Water-Use Efficiency: Rice seeds were germinated on 200-well plastic plates. At 21 days, seedlings were transferred into 1.2 m (diameter) × 0.8 m (height) round concrete blocks (CBs), which held 750 kg of paddy soil mix per block. We grew 24 seedlings with 20 cm spacing on each CB until harvest (Figure 2.2.6.). Soil temperature was measured 12 cm below the soil surface. A split-plot design with the main-plot, sufficient-water, and restricted-water treatments were set with four replicates using a randomized complete block (RCB) design. Phenotypic data were collected weekly. Soil moisture and temperature were monitored daily at 3:00 p.m. at a 12 cm soil depth in each CB using a soil moisture meter (Field Scout TDR150). From germination to maximum tillering, irrigation for all treatments provided sufficient water until the initiation of the reproductive stage. Five liters of irrigation were applied daily to each CB until the initiation of the reproductive stage. The average total amount of water use during the vegetative stage under both conditions was 340 L/CB. Then, the irrigation was increased to 10 L/CB daily during the reproductive period when rice uses more water for grain filing in the sufficient-water treatment. No irrigation was applied to the restricted-water plants. However, 8 L of rainfall was added to each CB during the experiment. The average volumetric soil moisture content (VMC) of sufficient-water and restricted-water treatments were 35–45% and 10%, respectively. The average soil temperatures of sufficient-water and restricted-water treatments were 35–37 and 40–43 °C, respectively, throughout the growing season. When rice is approaching maturity, the number of panicles per cm2 and 1000 seed weight were collected for each line. Seed set percentage is defined as:
% seed set = (seed-filled florets/total florets) × 100
Biomass is the dried weight of the whole aboveground plant.
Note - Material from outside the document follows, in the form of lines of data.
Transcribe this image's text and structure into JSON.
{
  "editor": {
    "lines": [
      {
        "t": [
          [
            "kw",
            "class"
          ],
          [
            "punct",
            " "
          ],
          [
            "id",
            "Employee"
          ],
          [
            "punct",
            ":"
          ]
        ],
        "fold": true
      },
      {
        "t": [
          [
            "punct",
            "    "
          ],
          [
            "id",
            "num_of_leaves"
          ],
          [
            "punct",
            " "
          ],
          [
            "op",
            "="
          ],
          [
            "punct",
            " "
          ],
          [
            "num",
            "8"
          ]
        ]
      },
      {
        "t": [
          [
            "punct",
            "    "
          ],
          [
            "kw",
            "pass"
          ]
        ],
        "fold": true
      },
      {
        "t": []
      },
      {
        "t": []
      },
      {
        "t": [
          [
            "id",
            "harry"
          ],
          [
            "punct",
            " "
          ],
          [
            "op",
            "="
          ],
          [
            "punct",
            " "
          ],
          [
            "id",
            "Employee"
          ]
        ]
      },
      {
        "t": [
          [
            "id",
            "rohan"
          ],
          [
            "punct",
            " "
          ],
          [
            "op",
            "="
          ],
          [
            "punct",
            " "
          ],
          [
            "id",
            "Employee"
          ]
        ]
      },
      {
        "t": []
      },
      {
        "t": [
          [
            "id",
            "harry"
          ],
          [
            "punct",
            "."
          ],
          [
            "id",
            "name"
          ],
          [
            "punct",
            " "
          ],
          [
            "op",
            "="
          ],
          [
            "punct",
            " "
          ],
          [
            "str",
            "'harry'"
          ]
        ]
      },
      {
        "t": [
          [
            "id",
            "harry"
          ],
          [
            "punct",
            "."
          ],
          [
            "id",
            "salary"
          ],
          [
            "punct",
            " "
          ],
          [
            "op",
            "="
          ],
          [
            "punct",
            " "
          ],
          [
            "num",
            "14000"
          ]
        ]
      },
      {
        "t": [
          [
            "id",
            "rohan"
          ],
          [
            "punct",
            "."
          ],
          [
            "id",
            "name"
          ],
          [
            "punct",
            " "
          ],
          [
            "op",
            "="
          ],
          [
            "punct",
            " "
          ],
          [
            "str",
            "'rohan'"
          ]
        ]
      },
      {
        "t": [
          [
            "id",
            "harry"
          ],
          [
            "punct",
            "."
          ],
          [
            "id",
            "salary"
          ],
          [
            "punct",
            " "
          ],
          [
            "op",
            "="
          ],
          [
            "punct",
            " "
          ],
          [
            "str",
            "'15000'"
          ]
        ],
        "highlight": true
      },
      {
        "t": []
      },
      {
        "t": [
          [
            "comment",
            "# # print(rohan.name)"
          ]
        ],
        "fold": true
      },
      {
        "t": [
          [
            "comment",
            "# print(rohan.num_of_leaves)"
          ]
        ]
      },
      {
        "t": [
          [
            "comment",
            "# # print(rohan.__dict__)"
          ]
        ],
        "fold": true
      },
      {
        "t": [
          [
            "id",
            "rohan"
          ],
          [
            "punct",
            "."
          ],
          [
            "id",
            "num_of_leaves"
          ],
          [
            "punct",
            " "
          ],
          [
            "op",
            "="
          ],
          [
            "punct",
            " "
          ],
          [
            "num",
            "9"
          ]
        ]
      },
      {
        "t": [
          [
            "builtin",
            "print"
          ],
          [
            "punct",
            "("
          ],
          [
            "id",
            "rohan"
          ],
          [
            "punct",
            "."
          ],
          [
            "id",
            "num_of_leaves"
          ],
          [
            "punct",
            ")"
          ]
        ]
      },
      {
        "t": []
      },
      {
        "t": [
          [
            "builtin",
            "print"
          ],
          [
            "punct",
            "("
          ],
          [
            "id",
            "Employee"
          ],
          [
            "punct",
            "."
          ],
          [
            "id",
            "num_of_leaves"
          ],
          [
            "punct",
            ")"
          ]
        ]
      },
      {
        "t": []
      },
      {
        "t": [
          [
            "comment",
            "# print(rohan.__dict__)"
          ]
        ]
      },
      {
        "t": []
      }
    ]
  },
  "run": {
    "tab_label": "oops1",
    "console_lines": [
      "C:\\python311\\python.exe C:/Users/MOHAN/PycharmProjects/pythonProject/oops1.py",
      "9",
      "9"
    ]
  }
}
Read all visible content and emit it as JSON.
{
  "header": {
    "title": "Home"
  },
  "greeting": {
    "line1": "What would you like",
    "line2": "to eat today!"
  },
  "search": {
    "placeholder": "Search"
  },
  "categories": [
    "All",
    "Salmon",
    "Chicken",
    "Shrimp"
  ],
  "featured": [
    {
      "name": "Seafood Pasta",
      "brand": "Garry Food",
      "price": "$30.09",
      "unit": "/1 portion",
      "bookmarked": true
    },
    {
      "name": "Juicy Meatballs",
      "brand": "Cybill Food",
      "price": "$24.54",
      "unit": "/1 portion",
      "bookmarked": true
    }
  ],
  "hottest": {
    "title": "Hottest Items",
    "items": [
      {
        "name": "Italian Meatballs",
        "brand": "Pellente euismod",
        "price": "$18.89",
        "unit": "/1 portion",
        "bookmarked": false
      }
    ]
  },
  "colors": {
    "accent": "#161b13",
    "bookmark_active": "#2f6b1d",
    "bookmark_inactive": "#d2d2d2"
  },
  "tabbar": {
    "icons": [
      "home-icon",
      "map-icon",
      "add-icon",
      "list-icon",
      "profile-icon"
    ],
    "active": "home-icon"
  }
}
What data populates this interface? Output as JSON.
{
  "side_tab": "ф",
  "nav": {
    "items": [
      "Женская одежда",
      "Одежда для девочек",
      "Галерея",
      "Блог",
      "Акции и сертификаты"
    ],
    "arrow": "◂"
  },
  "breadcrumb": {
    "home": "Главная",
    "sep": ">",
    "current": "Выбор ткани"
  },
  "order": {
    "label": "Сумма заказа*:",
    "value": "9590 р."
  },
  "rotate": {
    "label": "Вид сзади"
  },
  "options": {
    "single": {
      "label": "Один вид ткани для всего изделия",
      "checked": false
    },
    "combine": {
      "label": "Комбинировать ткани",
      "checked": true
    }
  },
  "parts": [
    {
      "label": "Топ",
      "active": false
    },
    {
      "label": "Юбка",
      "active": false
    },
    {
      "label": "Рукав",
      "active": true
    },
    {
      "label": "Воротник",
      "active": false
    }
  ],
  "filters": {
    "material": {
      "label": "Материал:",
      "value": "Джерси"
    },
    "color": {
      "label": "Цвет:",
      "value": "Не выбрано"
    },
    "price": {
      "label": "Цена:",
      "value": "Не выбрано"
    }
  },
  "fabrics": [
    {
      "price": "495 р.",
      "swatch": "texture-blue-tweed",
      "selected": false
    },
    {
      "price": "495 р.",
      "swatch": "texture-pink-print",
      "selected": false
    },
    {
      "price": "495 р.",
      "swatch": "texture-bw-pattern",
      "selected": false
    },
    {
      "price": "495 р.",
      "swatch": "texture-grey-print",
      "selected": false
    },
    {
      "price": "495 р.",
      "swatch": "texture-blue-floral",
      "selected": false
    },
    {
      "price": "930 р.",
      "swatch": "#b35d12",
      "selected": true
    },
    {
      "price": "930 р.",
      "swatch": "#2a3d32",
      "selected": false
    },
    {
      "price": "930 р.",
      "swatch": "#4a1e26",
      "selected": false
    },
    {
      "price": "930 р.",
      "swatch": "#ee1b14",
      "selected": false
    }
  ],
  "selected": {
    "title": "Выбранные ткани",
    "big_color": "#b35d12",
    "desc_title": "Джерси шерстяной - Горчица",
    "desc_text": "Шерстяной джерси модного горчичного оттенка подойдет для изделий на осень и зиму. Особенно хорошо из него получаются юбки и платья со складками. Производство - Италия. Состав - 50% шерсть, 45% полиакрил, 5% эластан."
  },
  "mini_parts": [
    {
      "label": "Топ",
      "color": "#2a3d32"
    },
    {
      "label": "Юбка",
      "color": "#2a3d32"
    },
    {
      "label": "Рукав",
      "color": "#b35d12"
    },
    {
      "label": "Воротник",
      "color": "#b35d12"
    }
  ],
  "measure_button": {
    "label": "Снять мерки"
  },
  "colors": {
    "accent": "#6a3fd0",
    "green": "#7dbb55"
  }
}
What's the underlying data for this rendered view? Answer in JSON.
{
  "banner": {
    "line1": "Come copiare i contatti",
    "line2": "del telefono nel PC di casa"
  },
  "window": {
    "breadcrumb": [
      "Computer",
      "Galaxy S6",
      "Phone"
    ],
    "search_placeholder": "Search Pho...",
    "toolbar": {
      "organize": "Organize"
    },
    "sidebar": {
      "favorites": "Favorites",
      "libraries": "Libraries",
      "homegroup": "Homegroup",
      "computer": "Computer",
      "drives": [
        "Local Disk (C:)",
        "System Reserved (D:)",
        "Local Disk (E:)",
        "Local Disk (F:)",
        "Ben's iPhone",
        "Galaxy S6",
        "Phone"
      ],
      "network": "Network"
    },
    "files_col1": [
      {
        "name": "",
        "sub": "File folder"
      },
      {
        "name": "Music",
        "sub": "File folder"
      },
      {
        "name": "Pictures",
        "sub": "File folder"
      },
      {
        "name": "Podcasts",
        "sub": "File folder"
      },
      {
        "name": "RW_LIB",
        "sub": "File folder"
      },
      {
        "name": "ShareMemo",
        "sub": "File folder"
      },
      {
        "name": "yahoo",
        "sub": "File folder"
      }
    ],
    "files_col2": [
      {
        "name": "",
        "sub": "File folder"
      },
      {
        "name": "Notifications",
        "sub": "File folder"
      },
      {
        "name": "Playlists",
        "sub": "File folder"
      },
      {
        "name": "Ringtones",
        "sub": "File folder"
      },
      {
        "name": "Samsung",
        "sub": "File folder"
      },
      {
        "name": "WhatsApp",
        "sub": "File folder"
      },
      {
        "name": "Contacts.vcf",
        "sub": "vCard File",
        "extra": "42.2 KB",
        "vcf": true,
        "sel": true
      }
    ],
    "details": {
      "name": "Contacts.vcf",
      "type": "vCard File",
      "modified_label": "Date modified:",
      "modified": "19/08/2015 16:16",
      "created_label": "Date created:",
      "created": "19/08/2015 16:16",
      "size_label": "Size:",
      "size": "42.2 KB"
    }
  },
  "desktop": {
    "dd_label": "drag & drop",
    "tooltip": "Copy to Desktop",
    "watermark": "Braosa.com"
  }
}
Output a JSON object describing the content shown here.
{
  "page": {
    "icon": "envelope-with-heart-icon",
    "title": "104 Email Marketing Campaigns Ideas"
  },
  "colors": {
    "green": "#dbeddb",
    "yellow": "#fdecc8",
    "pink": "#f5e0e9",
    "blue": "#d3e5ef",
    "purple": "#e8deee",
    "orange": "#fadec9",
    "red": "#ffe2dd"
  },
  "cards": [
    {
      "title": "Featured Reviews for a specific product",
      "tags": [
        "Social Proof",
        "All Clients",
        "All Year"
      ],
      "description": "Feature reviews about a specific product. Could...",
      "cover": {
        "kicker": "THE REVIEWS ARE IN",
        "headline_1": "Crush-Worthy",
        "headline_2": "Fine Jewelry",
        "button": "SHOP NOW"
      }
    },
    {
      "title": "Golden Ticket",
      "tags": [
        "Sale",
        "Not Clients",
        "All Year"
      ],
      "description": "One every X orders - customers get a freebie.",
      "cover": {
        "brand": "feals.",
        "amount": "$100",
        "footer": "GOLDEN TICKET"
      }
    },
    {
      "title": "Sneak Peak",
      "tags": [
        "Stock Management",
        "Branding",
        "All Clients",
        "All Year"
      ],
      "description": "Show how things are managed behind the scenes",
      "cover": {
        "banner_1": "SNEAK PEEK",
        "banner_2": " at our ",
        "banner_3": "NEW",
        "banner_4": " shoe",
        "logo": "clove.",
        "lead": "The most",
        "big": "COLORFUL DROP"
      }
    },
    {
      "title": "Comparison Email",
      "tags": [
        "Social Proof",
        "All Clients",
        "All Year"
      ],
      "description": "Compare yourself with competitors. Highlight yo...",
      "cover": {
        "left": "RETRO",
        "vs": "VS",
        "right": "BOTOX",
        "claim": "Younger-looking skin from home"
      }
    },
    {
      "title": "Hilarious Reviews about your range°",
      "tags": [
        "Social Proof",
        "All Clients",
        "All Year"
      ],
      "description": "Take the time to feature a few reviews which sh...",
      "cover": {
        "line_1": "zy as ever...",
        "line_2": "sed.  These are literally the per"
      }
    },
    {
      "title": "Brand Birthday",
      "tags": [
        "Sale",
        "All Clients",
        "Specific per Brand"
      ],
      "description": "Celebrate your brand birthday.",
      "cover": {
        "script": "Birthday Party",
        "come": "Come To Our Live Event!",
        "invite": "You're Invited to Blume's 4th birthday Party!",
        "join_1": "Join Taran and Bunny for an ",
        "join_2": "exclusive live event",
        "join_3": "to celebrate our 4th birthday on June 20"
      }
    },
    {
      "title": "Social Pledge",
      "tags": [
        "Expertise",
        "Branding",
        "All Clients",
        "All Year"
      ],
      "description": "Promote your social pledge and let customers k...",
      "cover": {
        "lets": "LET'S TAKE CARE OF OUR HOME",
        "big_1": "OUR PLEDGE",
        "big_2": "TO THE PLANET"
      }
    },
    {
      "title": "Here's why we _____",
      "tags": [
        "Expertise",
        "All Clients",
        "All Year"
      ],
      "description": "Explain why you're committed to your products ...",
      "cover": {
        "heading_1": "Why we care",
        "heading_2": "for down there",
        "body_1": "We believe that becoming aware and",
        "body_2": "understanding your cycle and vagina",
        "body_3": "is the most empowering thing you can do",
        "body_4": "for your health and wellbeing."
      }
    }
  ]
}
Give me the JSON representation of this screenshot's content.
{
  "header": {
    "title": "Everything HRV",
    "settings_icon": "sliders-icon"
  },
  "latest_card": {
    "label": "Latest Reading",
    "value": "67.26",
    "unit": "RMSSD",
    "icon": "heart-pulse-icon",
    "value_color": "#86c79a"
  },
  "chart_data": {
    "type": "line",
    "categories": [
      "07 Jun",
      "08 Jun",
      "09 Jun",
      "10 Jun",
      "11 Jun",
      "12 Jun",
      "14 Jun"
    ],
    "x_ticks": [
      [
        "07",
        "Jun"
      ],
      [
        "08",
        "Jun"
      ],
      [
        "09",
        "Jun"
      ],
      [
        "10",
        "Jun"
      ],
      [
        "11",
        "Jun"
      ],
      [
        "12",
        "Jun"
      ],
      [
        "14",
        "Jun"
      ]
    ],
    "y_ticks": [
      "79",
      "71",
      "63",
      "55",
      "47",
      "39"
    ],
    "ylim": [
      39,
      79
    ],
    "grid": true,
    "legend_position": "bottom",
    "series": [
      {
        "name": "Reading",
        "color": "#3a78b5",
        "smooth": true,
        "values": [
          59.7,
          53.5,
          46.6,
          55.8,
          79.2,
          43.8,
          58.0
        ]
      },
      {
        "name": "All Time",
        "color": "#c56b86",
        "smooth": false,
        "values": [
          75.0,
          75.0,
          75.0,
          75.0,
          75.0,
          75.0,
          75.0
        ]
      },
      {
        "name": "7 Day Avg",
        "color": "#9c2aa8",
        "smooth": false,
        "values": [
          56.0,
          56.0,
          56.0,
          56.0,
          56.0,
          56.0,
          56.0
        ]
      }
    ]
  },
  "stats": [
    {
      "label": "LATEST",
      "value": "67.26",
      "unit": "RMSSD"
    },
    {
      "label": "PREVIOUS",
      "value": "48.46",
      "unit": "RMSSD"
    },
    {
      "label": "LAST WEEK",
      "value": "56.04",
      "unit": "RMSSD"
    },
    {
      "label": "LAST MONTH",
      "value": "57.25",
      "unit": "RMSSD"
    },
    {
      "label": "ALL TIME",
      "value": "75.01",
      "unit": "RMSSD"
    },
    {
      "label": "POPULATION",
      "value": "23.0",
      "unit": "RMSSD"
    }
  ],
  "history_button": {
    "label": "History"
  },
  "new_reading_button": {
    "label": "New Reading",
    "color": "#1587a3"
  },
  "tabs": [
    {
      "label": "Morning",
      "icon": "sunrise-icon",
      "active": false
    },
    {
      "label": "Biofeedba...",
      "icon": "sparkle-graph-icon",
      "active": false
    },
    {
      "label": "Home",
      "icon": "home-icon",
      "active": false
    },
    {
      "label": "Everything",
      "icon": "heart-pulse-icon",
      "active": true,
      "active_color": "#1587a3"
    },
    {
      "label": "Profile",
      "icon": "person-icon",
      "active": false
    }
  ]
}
Water use efficiency (WUE) is the dried weight of biomass (kg) per liter of water used. The total amount of water used in the sufficient-water and restricted-water treatments was 908 and 348 L/CB, respectively.
Statistical analysis
One-way ANOVA was used to determine if there were interactions between treatments. Treatment means were compared using least significant difference (LSD) to determine whether they were significantly different at the 0.05 probability level.